Relative expression levels of four miRNAs were analyzed by qRT-PCR. The figure shows the relative expression levels of four miRNAs (miR-33a, miR-132-3p, miR-378a, and miR-181d) normalized to a reference gene (U6) in groups A, B, C, and D. One-way ANOVA identified significant differences in expression for miR-33a, miR-132-3p, and miR-181d (*P < 0.05, **P < 0.01, ***P < 0.001). (A) miR-33a expression was downregulated in groups B, C, and D compared to group A (**P < 0.01, ***P < 0.001). Additionally, miR-33a levels were lower in group D compared to group C (***P < 0.001). (B) Conversely, miR-132-3p expression was significantly increased in groups B, C, and D compared to group A (**P < 0.01, ***P < 0.001). Notably, miR-132-3p levels were also higher in group D compared to groups B and C (**P < 0.01, ***P < 0.001 respectively). (C) No significant changes were observed in miR-378a expression across all groups (P > 0.05). (D) miR-181d expression was downregulated in groups B, C, and D compared to group A (***P < 0.001), with levels being lower in group C compared to group B (***P < 0.001).

Fig. 2.

Relative expression levels of four miRNAs were analyzed by qRT-PCR. The figure shows the relative expression levels of four miRNAs (miR-33a, miR-132-3p, miR-378a, and miR-181d) normalized to a reference gene (U6) in groups A, B, C, and D. One-way ANOVA identified significant differences in expression for miR-33a, miR-132-3p, and miR-181d (*P < 0.05, **P < 0.01, ***P < 0.001). (A) miR-33a expression was downregulated in groups B, C, and D compared to group A (**P < 0.01, ***P < 0.001). Additionally, miR-33a levels were lower in group D compared to group C (***P < 0.001). (B) Conversely, miR-132-3p expression was significantly increased in groups B, C, and D compared to group A (**P < 0.01, ***P < 0.001). Notably, miR-132-3p levels were also higher in group D compared to groups B and C (**P < 0.01, ***P < 0.001 respectively). (C) No significant changes were observed in miR-378a expression across all groups (P > 0.05). (D) miR-181d expression was downregulated in groups B, C, and D compared to group A (***P < 0.001), with levels being lower in group C compared to group B (***P < 0.001).

Discussion

The interactive effect of short sleep duration and obesity on MetS risk is complex and the underlying molecular mechanisms are under investigation. While most individual studies have separately linked both factors to an increased risk of MetS, the combined effect of these two conditions and molecular aspects remains understudied. To address this knowledge gap, the present study investigated the expression levels of four key miRNAs and their association with MetS prevalence across four distinct participant classifications: normal sleepers with normal weight (Group A), normal sleepers with obese weight (Group B), short sleepers with normal weight (Group C), and short sleepers with obese weight (Group D).

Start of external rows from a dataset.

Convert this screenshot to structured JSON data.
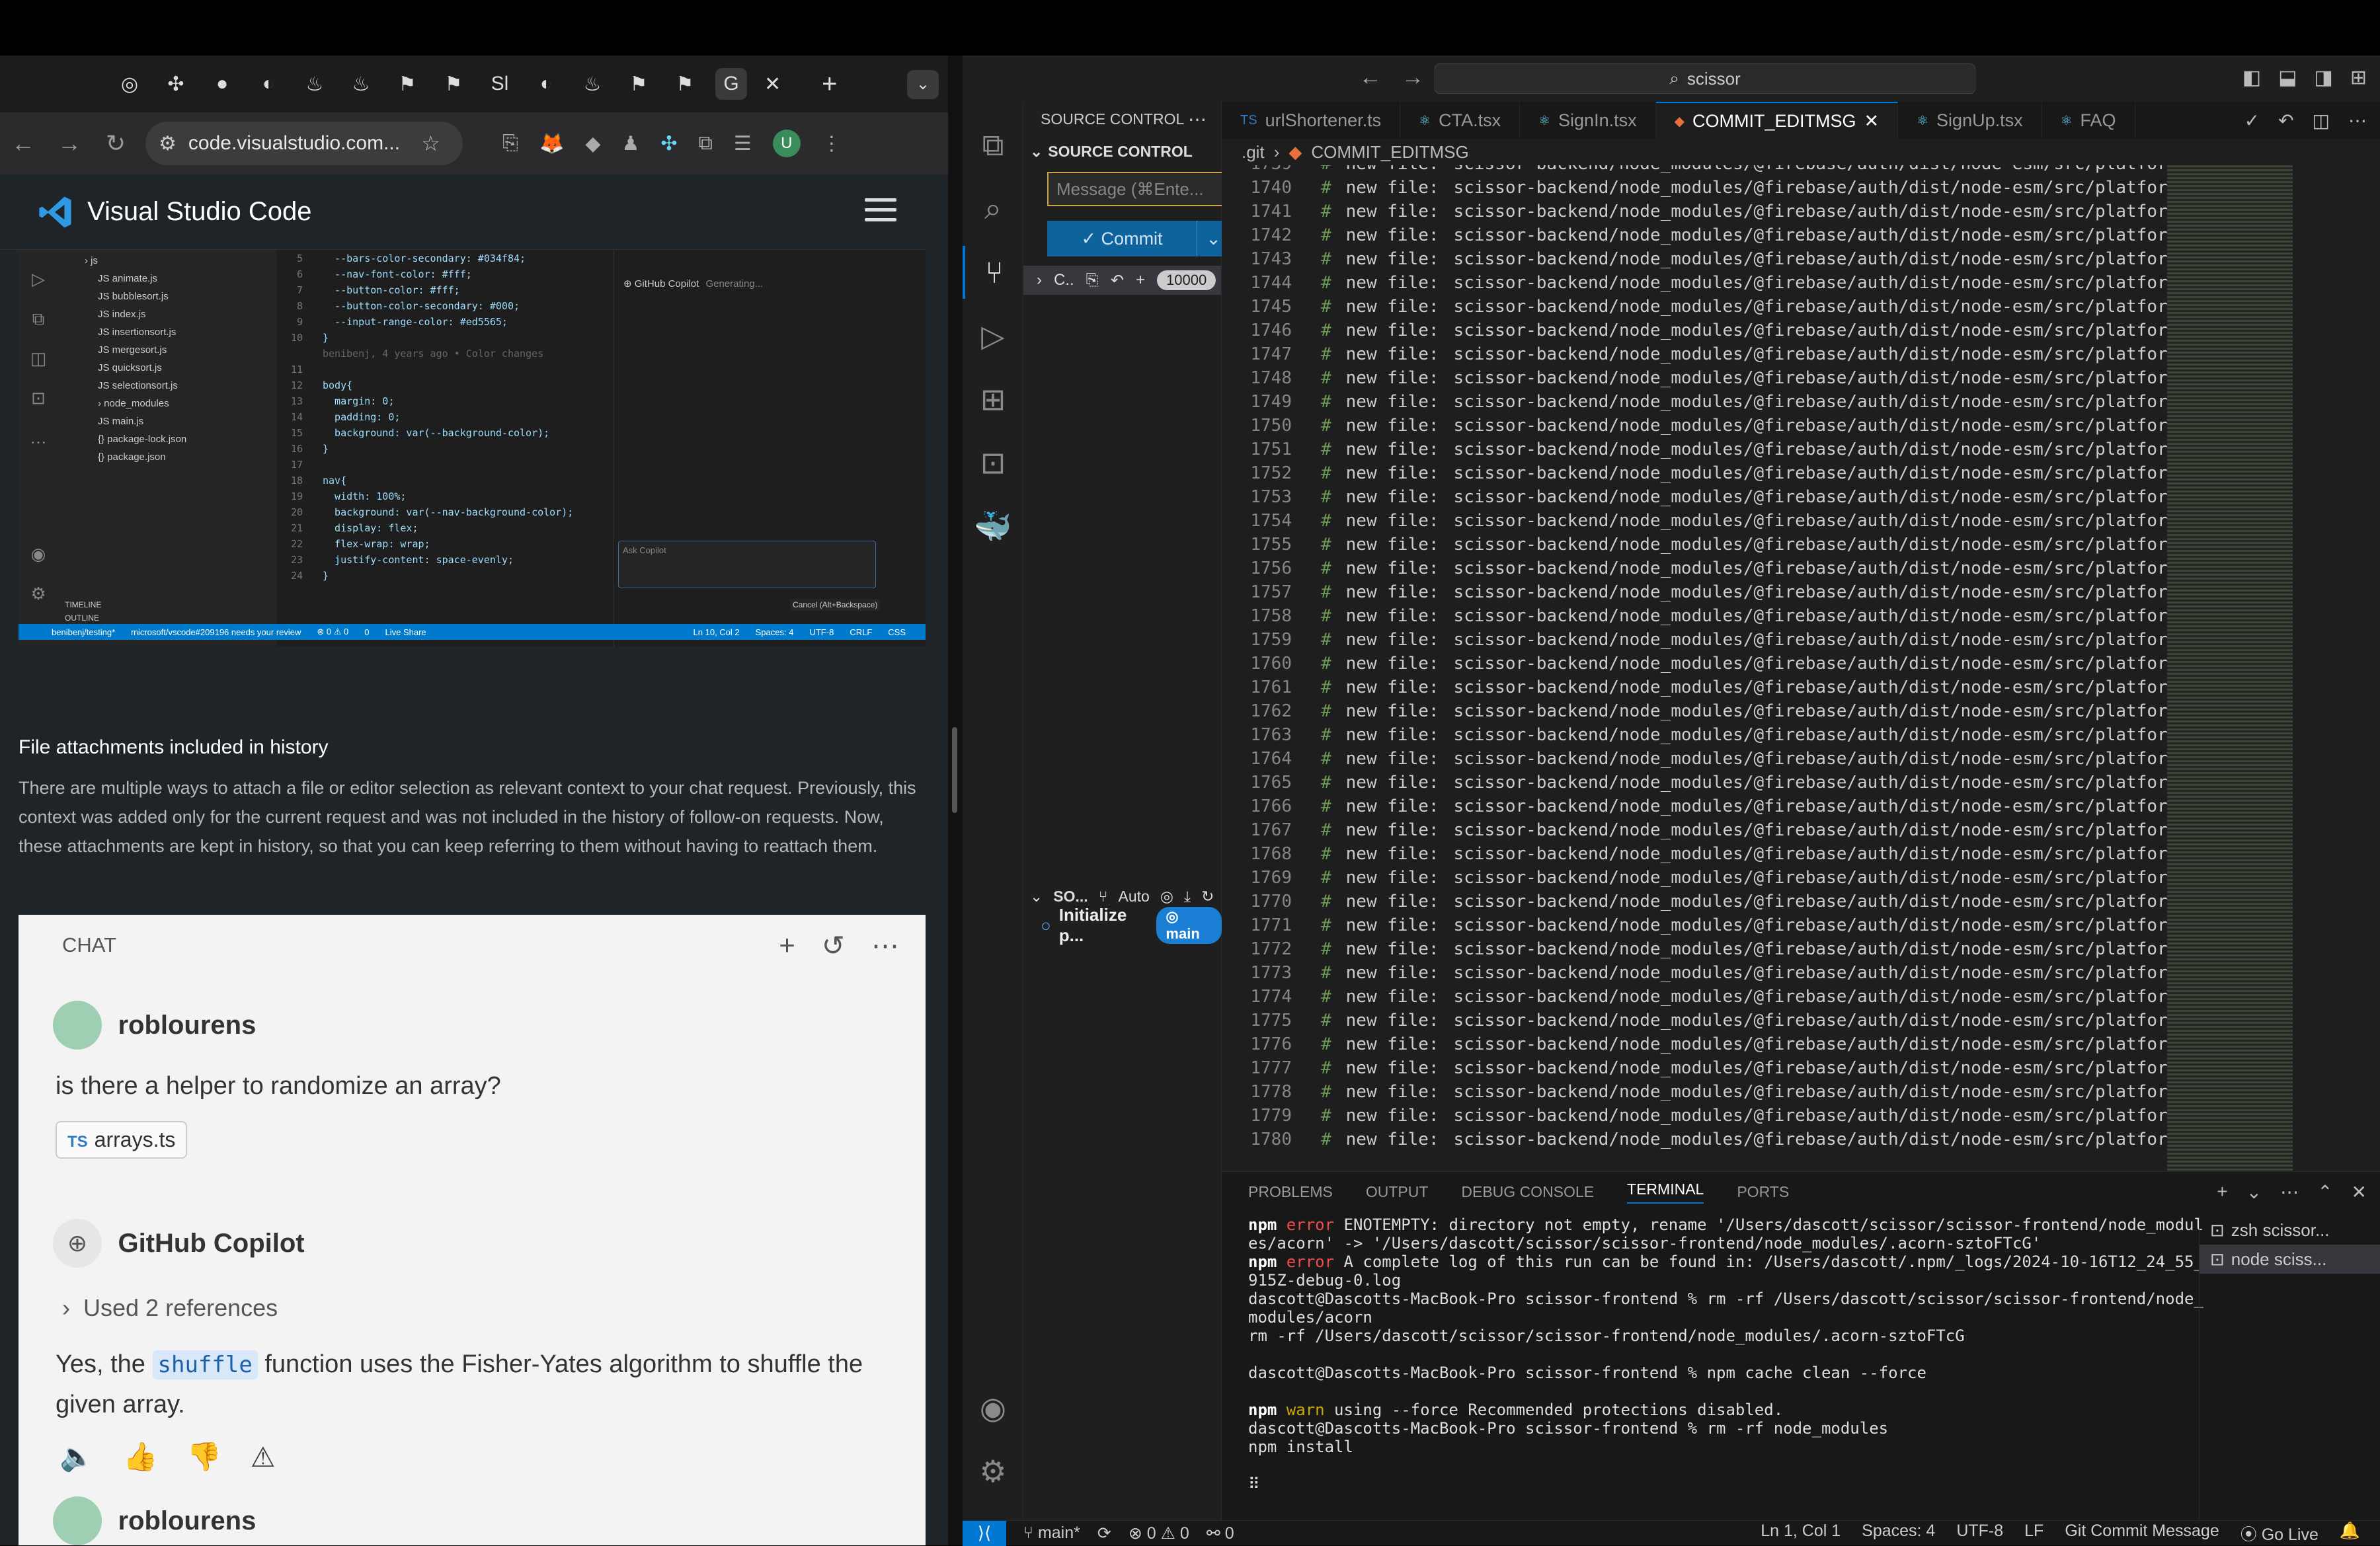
{
  "browser": {
    "tab_icons": [
      "◎",
      "✣",
      "●",
      "◐",
      "♨",
      "♨",
      "⚑",
      "⚑",
      "Sl",
      "◐",
      "♨",
      "⚑",
      "⚑",
      "G"
    ],
    "close_tab": "✕",
    "new_tab": "+",
    "url": "code.visualstudio.com...",
    "site_title": "Visual Studio Code"
  },
  "embedded": {
    "tree_items": [
      "js",
      "animate.js",
      "bubblesort.js",
      "index.js",
      "insertionsort.js",
      "mergesort.js",
      "quicksort.js",
      "selectionsort.js",
      "node_modules",
      "main.js",
      "package-lock.json",
      "package.json"
    ],
    "code_lines": [
      {
        "n": "5",
        "t": "  --bars-color-secondary: #034f84;"
      },
      {
        "n": "6",
        "t": "  --nav-font-color: #fff;"
      },
      {
        "n": "7",
        "t": "  --button-color: #fff;"
      },
      {
        "n": "8",
        "t": "  --button-color-secondary: #000;"
      },
      {
        "n": "9",
        "t": "  --input-range-color: #ed5565;"
      },
      {
        "n": "10",
        "t": "}"
      },
      {
        "n": "11",
        "t": ""
      },
      {
        "n": "12",
        "t": "body{"
      },
      {
        "n": "13",
        "t": "  margin: 0;"
      },
      {
        "n": "14",
        "t": "  padding: 0;"
      },
      {
        "n": "15",
        "t": "  background: var(--background-color);"
      },
      {
        "n": "16",
        "t": "}"
      },
      {
        "n": "17",
        "t": ""
      },
      {
        "n": "18",
        "t": "nav{"
      },
      {
        "n": "19",
        "t": "  width: 100%;"
      },
      {
        "n": "20",
        "t": "  background: var(--nav-background-color);"
      },
      {
        "n": "21",
        "t": "  display: flex;"
      },
      {
        "n": "22",
        "t": "  flex-wrap: wrap;"
      },
      {
        "n": "23",
        "t": "  justify-content: space-evenly;"
      },
      {
        "n": "24",
        "t": "}"
      }
    ],
    "blame": "benibenj, 4 years ago • Color changes",
    "copilot_label": "GitHub Copilot",
    "copilot_status": "Generating...",
    "ask_copilot": "Ask Copilot",
    "cancel_hint": "Cancel (Alt+Backspace)",
    "timeline": "TIMELINE",
    "outline": "OUTLINE",
    "status_left": "benibenj/testing*",
    "status_pr": "microsoft/vscode#209196 needs your review",
    "status_errors": "⊗ 0 ⚠ 0",
    "status_ports": "0",
    "status_share": "Live Share",
    "status_pos": "Ln 10, Col 2",
    "status_spaces": "Spaces: 4",
    "status_enc": "UTF-8",
    "status_eol": "CRLF",
    "status_lang": "CSS"
  },
  "article": {
    "heading": "File attachments included in history",
    "body": "There are multiple ways to attach a file or editor selection as relevant context to your chat request. Previously, this context was added only for the current request and was not included in the history of follow-on requests. Now, these attachments are kept in history, so that you can keep referring to them without having to reattach them."
  },
  "chat": {
    "title": "CHAT",
    "user1_name": "roblourens",
    "user1_msg": "is there a helper to randomize an array?",
    "ref_lang": "TS",
    "ref_file": "arrays.ts",
    "copilot_name": "GitHub Copilot",
    "used_refs": "Used 2 references",
    "answer_pre": "Yes, the ",
    "answer_code": "shuffle",
    "answer_post": " function uses the Fisher-Yates algorithm to shuffle the given array.",
    "user2_name": "roblourens"
  },
  "vscode": {
    "search": "scissor",
    "sidebar_title": "SOURCE CONTROL",
    "section_title": "SOURCE CONTROL",
    "commit_placeholder": "Message (⌘Ente...",
    "commit_label": "✓ Commit",
    "changes_label": "C..",
    "changes_count": "10000",
    "graph_title": "SO...",
    "graph_auto": "Auto",
    "graph_commit": "Initialize p...",
    "graph_branch": "main",
    "tabs": [
      {
        "icon": "TS",
        "label": "urlShortener.ts",
        "active": false
      },
      {
        "icon": "⚛",
        "label": "CTA.tsx",
        "active": false
      },
      {
        "icon": "⚛",
        "label": "SignIn.tsx",
        "active": false
      },
      {
        "icon": "◆",
        "label": "COMMIT_EDITMSG",
        "active": true
      },
      {
        "icon": "⚛",
        "label": "SignUp.tsx",
        "active": false
      },
      {
        "icon": "⚛",
        "label": "FAQ",
        "active": false
      }
    ],
    "breadcrumb_dir": ".git",
    "breadcrumb_file": "COMMIT_EDITMSG",
    "editor_line_start": 1739,
    "editor_line_count": 42,
    "editor_hash": "#",
    "editor_kind": "new file:",
    "editor_path": "scissor-backend/node_modules/@firebase/auth/dist/node-esm/src/platform_brow",
    "panel_tabs": [
      "PROBLEMS",
      "OUTPUT",
      "DEBUG CONSOLE",
      "TERMINAL",
      "PORTS"
    ],
    "terminal_lines": [
      {
        "cls": "",
        "pre": "npm ",
        "tag": "error",
        "tagcls": "err",
        "rest": " ENOTEMPTY: directory not empty, rename '/Users/dascott/scissor/scissor-frontend/node_modul"
      },
      {
        "cls": "",
        "pre": "",
        "tag": "",
        "tagcls": "",
        "rest": "es/acorn' -> '/Users/dascott/scissor/scissor-frontend/node_modules/.acorn-sztoFTcG'"
      },
      {
        "cls": "",
        "pre": "npm ",
        "tag": "error",
        "tagcls": "err",
        "rest": " A complete log of this run can be found in: /Users/dascott/.npm/_logs/2024-10-16T12_24_55_"
      },
      {
        "cls": "",
        "pre": "",
        "tag": "",
        "tagcls": "",
        "rest": "915Z-debug-0.log"
      },
      {
        "cls": "",
        "pre": "",
        "tag": "",
        "tagcls": "",
        "rest": "dascott@Dascotts-MacBook-Pro scissor-frontend % rm -rf /Users/dascott/scissor/scissor-frontend/node_"
      },
      {
        "cls": "",
        "pre": "",
        "tag": "",
        "tagcls": "",
        "rest": "modules/acorn"
      },
      {
        "cls": "",
        "pre": "",
        "tag": "",
        "tagcls": "",
        "rest": "rm -rf /Users/dascott/scissor/scissor-frontend/node_modules/.acorn-sztoFTcG"
      },
      {
        "cls": "",
        "pre": "",
        "tag": "",
        "tagcls": "",
        "rest": ""
      },
      {
        "cls": "",
        "pre": "",
        "tag": "",
        "tagcls": "",
        "rest": "dascott@Dascotts-MacBook-Pro scissor-frontend % npm cache clean --force"
      },
      {
        "cls": "",
        "pre": "",
        "tag": "",
        "tagcls": "",
        "rest": ""
      },
      {
        "cls": "",
        "pre": "npm ",
        "tag": "warn",
        "tagcls": "warn",
        "rest": " using --force Recommended protections disabled."
      },
      {
        "cls": "",
        "pre": "",
        "tag": "",
        "tagcls": "",
        "rest": "dascott@Dascotts-MacBook-Pro scissor-frontend % rm -rf node_modules"
      },
      {
        "cls": "",
        "pre": "",
        "tag": "",
        "tagcls": "",
        "rest": "npm install"
      },
      {
        "cls": "",
        "pre": "",
        "tag": "",
        "tagcls": "",
        "rest": ""
      },
      {
        "cls": "",
        "pre": "",
        "tag": "",
        "tagcls": "",
        "rest": "⠿"
      }
    ],
    "term_list": [
      "zsh scissor...",
      "node sciss..."
    ],
    "status": {
      "branch": "main*",
      "problems": "⊗ 0 ⚠ 0",
      "ports": "0",
      "position": "Ln 1, Col 1",
      "spaces": "Spaces: 4",
      "encoding": "UTF-8",
      "eol": "LF",
      "language": "Git Commit Message",
      "golive": "Go Live"
    }
  }
}
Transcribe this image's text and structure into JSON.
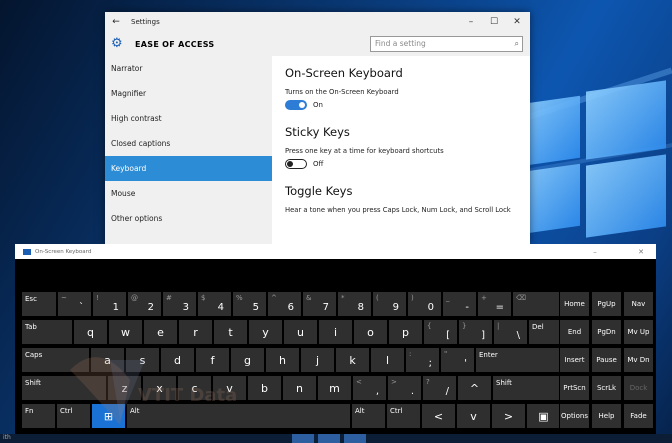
{
  "settings": {
    "title": "Settings",
    "section_title": "EASE OF ACCESS",
    "search_placeholder": "Find a setting",
    "nav": [
      {
        "label": "Narrator",
        "active": false
      },
      {
        "label": "Magnifier",
        "active": false
      },
      {
        "label": "High contrast",
        "active": false
      },
      {
        "label": "Closed captions",
        "active": false
      },
      {
        "label": "Keyboard",
        "active": true
      },
      {
        "label": "Mouse",
        "active": false
      },
      {
        "label": "Other options",
        "active": false
      }
    ],
    "content": {
      "osk_heading": "On-Screen Keyboard",
      "osk_desc": "Turns on the On-Screen Keyboard",
      "osk_state": "On",
      "sticky_heading": "Sticky Keys",
      "sticky_desc": "Press one key at a time for keyboard shortcuts",
      "sticky_state": "Off",
      "toggle_heading": "Toggle Keys",
      "toggle_desc": "Hear a tone when you press Caps Lock, Num Lock, and Scroll Lock"
    }
  },
  "osk": {
    "title": "On-Screen Keyboard",
    "rows": {
      "r1": [
        {
          "lbl": "Esc",
          "w": 36
        },
        {
          "tl": "~",
          "br": "`",
          "w": 35
        },
        {
          "tl": "!",
          "br": "1",
          "w": 35
        },
        {
          "tl": "@",
          "br": "2",
          "w": 35
        },
        {
          "tl": "#",
          "br": "3",
          "w": 35
        },
        {
          "tl": "$",
          "br": "4",
          "w": 35
        },
        {
          "tl": "%",
          "br": "5",
          "w": 35
        },
        {
          "tl": "^",
          "br": "6",
          "w": 35
        },
        {
          "tl": "&",
          "br": "7",
          "w": 35
        },
        {
          "tl": "*",
          "br": "8",
          "w": 35
        },
        {
          "tl": "(",
          "br": "9",
          "w": 35
        },
        {
          "tl": ")",
          "br": "0",
          "w": 35
        },
        {
          "tl": "_",
          "br": "-",
          "w": 35
        },
        {
          "tl": "+",
          "br": "=",
          "w": 35
        },
        {
          "tl": "⌫",
          "w": 54
        }
      ],
      "r2": [
        {
          "lbl": "Tab",
          "w": 52
        },
        {
          "c": "q",
          "w": 35
        },
        {
          "c": "w",
          "w": 35
        },
        {
          "c": "e",
          "w": 35
        },
        {
          "c": "r",
          "w": 35
        },
        {
          "c": "t",
          "w": 35
        },
        {
          "c": "y",
          "w": 35
        },
        {
          "c": "u",
          "w": 35
        },
        {
          "c": "i",
          "w": 35
        },
        {
          "c": "o",
          "w": 35
        },
        {
          "c": "p",
          "w": 35
        },
        {
          "tl": "{",
          "br": "[",
          "w": 35
        },
        {
          "tl": "}",
          "br": "]",
          "w": 35
        },
        {
          "tl": "|",
          "br": "\\",
          "w": 35
        },
        {
          "lbl": "Del",
          "w": 38
        }
      ],
      "r3": [
        {
          "lbl": "Caps",
          "w": 69
        },
        {
          "c": "a",
          "w": 35
        },
        {
          "c": "s",
          "w": 35
        },
        {
          "c": "d",
          "w": 35
        },
        {
          "c": "f",
          "w": 35
        },
        {
          "c": "g",
          "w": 35
        },
        {
          "c": "h",
          "w": 35
        },
        {
          "c": "j",
          "w": 35
        },
        {
          "c": "k",
          "w": 35
        },
        {
          "c": "l",
          "w": 35
        },
        {
          "tl": ":",
          "br": ";",
          "w": 35
        },
        {
          "tl": "\"",
          "br": "'",
          "w": 35
        },
        {
          "lbl": "Enter",
          "w": 88
        }
      ],
      "r4": [
        {
          "lbl": "Shift",
          "w": 86
        },
        {
          "c": "z",
          "w": 35
        },
        {
          "c": "x",
          "w": 35
        },
        {
          "c": "c",
          "w": 35
        },
        {
          "c": "v",
          "w": 35
        },
        {
          "c": "b",
          "w": 35
        },
        {
          "c": "n",
          "w": 35
        },
        {
          "c": "m",
          "w": 35
        },
        {
          "tl": "<",
          "br": ",",
          "w": 35
        },
        {
          "tl": ">",
          "br": ".",
          "w": 35
        },
        {
          "tl": "?",
          "br": "/",
          "w": 35
        },
        {
          "c": "^",
          "w": 35
        },
        {
          "lbl": "Shift",
          "w": 71
        }
      ],
      "r5": [
        {
          "lbl": "Fn",
          "w": 35
        },
        {
          "lbl": "Ctrl",
          "w": 35
        },
        {
          "c": "⊞",
          "w": 35,
          "win": true
        },
        {
          "lbl": "Alt",
          "w": 225
        },
        {
          "lbl": "Alt",
          "w": 35
        },
        {
          "lbl": "Ctrl",
          "w": 35
        },
        {
          "c": "<",
          "w": 35
        },
        {
          "c": "v",
          "w": 35
        },
        {
          "c": ">",
          "w": 35
        },
        {
          "c": "▣",
          "w": 35
        }
      ]
    },
    "nav": [
      [
        "Home",
        "PgUp",
        "Nav"
      ],
      [
        "End",
        "PgDn",
        "Mv Up"
      ],
      [
        "Insert",
        "Pause",
        "Mv Dn"
      ],
      [
        "PrtScn",
        "ScrLk",
        "Dock"
      ],
      [
        "Options",
        "Help",
        "Fade"
      ]
    ]
  },
  "watermark": "VTIT Data",
  "taskbar_left": "ith"
}
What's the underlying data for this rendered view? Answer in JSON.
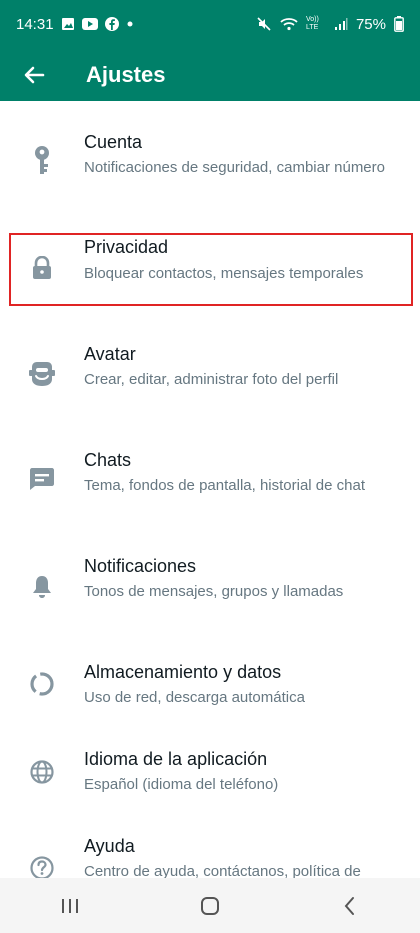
{
  "status_bar": {
    "time": "14:31",
    "battery": "75%",
    "volte": "Vo)) LTE"
  },
  "header": {
    "title": "Ajustes"
  },
  "settings": [
    {
      "title": "Cuenta",
      "subtitle": "Notificaciones de seguridad, cambiar número",
      "icon": "key-icon"
    },
    {
      "title": "Privacidad",
      "subtitle": "Bloquear contactos, mensajes temporales",
      "icon": "lock-icon"
    },
    {
      "title": "Avatar",
      "subtitle": "Crear, editar, administrar foto del perfil",
      "icon": "avatar-icon"
    },
    {
      "title": "Chats",
      "subtitle": "Tema, fondos de pantalla, historial de chat",
      "icon": "chat-icon"
    },
    {
      "title": "Notificaciones",
      "subtitle": "Tonos de mensajes, grupos y llamadas",
      "icon": "bell-icon"
    },
    {
      "title": "Almacenamiento y datos",
      "subtitle": "Uso de red, descarga automática",
      "icon": "storage-icon"
    },
    {
      "title": "Idioma de la aplicación",
      "subtitle": "Español (idioma del teléfono)",
      "icon": "globe-icon"
    },
    {
      "title": "Ayuda",
      "subtitle": "Centro de ayuda, contáctanos, política de",
      "icon": "help-icon"
    }
  ],
  "colors": {
    "header": "#008069",
    "icon": "#8696a0",
    "highlight": "#e02424"
  }
}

Our results showed a statistically significant difference in the prevalence of MetS among the four groups. This finding was consistent across pairwise comparisons (A vs. B, A vs. C, and A vs. D). Furthermore, an analysis of Cramer's V values from the pairwise comparisons, presented in Table 3, demonstrated that the strength of the association was strongest when participants were both short-sleepers and obese (Cramer's V = 0.649). This is in comparison to participants who were only obese (Cramer's V = 0.526) or only short-sleepers (Cramer's V = 0.231). These findings suggest that both obesity and short sleep duration independently increase the prevalence of MetS. However, the presence of both conditions simultaneously amplifies the strength of this association. There is a consistent association between obesity and MetS prevalence, observed across both pediatric and adult populations.^18,19 This association is further underscored by the identification of reduced lung function and enhanced levels of biomarkers that effectively predict future cardiovascular risk, highlighting the significant implications for long-term health outcomes.²⁰ Also, insufficient sleep duration is associated with an increased risk of developing MetS in both sexes²¹ and enhances the risk of obesity, glucose and insulin dysregulation.²² Studies highlight the complexity of this relationship, revealing a U-shaped curve where both short and long sleep durations contribute to increased MetS risk, with optimal sleep duration of around 7 hours per night.²³ The severity of MetS also appears to be influenced by sleep duration, with shorter and longer sleep leading to higher symptom scores.²⁴ Notably, Individuals with MetS experiencing insufficient sleep faced a heightened mortality risk. This association could be attributed to the potential detrimental effects of short sleep on central autonomic and metabolic functions in individuals with MetS.²⁵ While most studies show a positive association between short sleep duration and MetS prevalence, some studies show the association only in men or only in women.^26,27 Also, a study found no association between sleep duration and MetS in adolescents but did report an association between short sleep duration and elevated BP and long sleep duration and hypertriglyceridemia.²⁸ These studies underscore the importance of prioritizing healthy sleep habits for reducing the risk of developing MetS and its associated health complications.²⁹

Obesity and short sleep duration synergistically increase the risk of developing MetS through intertwined mechanisms. Obesity directly contributes to MetS via ectopic fat deposition, chronic inflammation, oxidative stress, gut dysbiosis, and hormonal dysregulation (e.g. leptin and adiponectin), all impacting insulin sensitivity and metabolic function.^30,31 Short sleep duration amplifies these pathways by disrupting hormonal balance (leptin, ghrelin, cortisol, melatonin), exacerbating inflammation and oxidative stress, and impairing the autonomic nervous system, particularly through sympathetic overactivity.^32-34 Additionally, disrupted circadian rhythms due to short sleep influence appetite regulation and metabolism, potentially leading to weight gain and further amplifying the obesity-MetS link.³⁵ Moreover, sleep deprivation enhances reward system activity and cravings for unhealthy foods, promoting overeating and weight gain.^36,37 Together, these mechanisms act in a cascading fashion, highlighting the complex interplay between obesity and short sleep duration in their detrimental effect on metabolic health and MetS development. This interconnectedness underscores the vital importance of addressing both sleep and weight management as crucial preventive strategies for MetS.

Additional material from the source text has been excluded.